Before the estimator, during the trends analysis, couldn't we know that?

It is desirable, but I do not have ideas currently. Please share your ideas.

What if then, during trends analysis, we would override the automatic process of ruptures phase division and subdivide the problematic phase into two phases (by telling ruptures to use one more point of change than the previous time) ? Could that solve the spikes issue?

I will try it to evaluate the solution.

Of course a manual phase setting feature would be useful, independently of the spikes problem.

We have manual tools (separate/combine/add/delete) as explained in https://lisphilar.github.io/covid19-sir/usage_phases.html

Inglezos commented 3 years ago

Regarding improvement of estimation accuracy. For estimating Rt I found this interesting article: https://www.datacamp.com/community/tutorials/replicating-in-r-covid19 which includes the original link: http://systrom.com/blog/the-metric-we-need-to-manage-covid-19/ and has the following notebook: https://github.com/k-sys/covid-19/blob/master/Realtime%20R0.ipynb

It states among other things:

(Rt can be estimated as) the number of people who become infected per infectious person at time 𝑡

which could mean for us Confirmed.diff()/Infected. Could it be that simple? Please take a look into this, it might be very useful for us to include this method in order to improve drastically the parameters estimation accuracy.

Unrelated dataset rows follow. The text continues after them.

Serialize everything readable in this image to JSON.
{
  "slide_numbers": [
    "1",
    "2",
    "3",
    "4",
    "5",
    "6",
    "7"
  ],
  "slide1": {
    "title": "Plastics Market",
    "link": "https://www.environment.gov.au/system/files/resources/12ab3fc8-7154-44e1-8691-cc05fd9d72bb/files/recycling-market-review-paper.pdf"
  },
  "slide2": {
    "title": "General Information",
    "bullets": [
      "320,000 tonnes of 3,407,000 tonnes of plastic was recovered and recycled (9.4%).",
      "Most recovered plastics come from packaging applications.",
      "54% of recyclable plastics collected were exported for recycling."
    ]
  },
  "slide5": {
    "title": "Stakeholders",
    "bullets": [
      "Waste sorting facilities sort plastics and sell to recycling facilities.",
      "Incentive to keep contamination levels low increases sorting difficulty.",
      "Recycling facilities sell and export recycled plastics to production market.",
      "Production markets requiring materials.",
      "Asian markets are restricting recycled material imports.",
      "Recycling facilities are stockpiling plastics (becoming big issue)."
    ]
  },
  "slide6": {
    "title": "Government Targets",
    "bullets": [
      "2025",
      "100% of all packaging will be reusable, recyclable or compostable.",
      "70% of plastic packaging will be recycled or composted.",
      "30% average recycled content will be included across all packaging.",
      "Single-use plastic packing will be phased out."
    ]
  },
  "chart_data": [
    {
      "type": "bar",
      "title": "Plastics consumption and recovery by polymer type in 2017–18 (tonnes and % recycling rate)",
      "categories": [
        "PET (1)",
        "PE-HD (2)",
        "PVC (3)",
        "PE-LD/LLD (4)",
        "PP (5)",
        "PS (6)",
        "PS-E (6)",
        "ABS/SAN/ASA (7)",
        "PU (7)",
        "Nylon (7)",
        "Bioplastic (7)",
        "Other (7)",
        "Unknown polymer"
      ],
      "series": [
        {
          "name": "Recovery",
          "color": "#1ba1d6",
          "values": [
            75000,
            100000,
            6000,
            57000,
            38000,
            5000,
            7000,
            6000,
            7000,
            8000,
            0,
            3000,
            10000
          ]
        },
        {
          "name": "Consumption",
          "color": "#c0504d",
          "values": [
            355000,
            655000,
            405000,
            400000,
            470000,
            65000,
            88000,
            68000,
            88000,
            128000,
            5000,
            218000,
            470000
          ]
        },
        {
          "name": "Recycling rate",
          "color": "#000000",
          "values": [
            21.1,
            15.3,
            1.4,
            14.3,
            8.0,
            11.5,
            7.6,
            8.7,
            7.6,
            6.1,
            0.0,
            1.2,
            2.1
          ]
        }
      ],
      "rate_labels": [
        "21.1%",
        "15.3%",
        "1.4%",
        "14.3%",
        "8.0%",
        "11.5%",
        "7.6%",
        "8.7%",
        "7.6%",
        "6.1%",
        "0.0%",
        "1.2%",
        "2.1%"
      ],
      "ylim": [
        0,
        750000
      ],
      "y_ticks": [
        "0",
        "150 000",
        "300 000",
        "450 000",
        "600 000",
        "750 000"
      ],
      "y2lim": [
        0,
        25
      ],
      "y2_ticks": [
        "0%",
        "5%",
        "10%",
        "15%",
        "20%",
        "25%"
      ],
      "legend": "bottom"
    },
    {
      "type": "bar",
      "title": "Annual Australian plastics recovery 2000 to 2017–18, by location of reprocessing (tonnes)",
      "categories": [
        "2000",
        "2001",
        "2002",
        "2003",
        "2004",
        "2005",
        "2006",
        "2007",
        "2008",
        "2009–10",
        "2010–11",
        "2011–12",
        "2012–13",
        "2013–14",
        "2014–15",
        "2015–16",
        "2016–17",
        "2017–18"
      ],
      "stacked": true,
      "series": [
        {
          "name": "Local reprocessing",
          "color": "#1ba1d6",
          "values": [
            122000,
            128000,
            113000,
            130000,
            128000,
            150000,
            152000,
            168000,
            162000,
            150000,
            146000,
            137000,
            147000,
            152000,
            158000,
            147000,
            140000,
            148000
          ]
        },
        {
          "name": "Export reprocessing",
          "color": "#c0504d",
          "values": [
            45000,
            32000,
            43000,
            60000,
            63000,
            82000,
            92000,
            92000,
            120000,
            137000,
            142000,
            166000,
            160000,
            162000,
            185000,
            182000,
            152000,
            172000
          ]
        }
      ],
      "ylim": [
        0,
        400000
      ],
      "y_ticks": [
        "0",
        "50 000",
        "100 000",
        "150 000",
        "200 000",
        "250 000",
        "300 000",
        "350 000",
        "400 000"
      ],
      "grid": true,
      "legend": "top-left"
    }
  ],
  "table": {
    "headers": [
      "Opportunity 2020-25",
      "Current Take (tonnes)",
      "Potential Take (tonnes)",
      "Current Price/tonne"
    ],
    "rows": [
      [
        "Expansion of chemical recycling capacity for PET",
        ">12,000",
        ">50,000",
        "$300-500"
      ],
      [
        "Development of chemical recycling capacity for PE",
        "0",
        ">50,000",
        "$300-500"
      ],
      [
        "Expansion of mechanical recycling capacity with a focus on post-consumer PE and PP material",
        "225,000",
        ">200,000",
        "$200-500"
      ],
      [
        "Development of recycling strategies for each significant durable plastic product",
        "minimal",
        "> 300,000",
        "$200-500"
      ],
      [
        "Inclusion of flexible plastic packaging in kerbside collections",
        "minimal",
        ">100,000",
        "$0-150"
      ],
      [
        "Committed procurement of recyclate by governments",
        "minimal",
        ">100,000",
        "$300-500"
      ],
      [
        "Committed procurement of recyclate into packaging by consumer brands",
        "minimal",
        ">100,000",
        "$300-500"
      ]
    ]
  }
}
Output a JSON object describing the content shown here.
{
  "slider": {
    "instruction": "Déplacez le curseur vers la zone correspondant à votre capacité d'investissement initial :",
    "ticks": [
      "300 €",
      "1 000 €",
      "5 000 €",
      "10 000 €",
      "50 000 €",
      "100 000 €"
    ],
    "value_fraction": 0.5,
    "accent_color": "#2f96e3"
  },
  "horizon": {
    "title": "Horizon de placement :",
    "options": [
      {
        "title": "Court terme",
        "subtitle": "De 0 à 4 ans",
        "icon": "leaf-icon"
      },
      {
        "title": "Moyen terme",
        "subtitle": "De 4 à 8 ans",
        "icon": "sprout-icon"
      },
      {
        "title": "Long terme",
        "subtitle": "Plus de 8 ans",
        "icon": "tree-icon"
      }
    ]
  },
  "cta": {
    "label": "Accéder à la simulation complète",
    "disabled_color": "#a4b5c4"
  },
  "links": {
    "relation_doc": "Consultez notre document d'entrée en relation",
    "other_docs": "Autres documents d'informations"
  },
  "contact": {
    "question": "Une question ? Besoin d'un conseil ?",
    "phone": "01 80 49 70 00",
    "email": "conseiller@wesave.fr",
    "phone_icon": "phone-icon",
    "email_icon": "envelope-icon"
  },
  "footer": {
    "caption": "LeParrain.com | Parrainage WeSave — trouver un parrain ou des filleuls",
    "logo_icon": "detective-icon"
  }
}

lisphilar commented 3 years ago

Thank you for your information!

Rt definition: Yes, but this does not mean Confirmed.diff()/Infected. This is because most of "Infected" cases are quarantined and do not infect susceptible people. df = jhu_data.subset("Japan"); (df["Confirmed"].diff()/df["Infected"]).mean() returns 0.09. Rt in Japan is around 1.0. To get Rt values with this definition directly, contact tracing data is required, but no countries open this dataset for OSS I think.

Rt estimation with poisson model: I saw many notebooks related to this approach in Feb2020 - May2020 (when Kaggle opened competitions regarding COVID-19), but they stopped updating with unknown reasons as far as I can see. However, it will be a great idea to compare Rt values estiamted with SIRs and that with poisson model. As the first step, could you try rewrite the notebook in GitHub you mentioned?

lisphilar commented 3 years ago

Repeated trend analysis and the approaches is discussed in #670.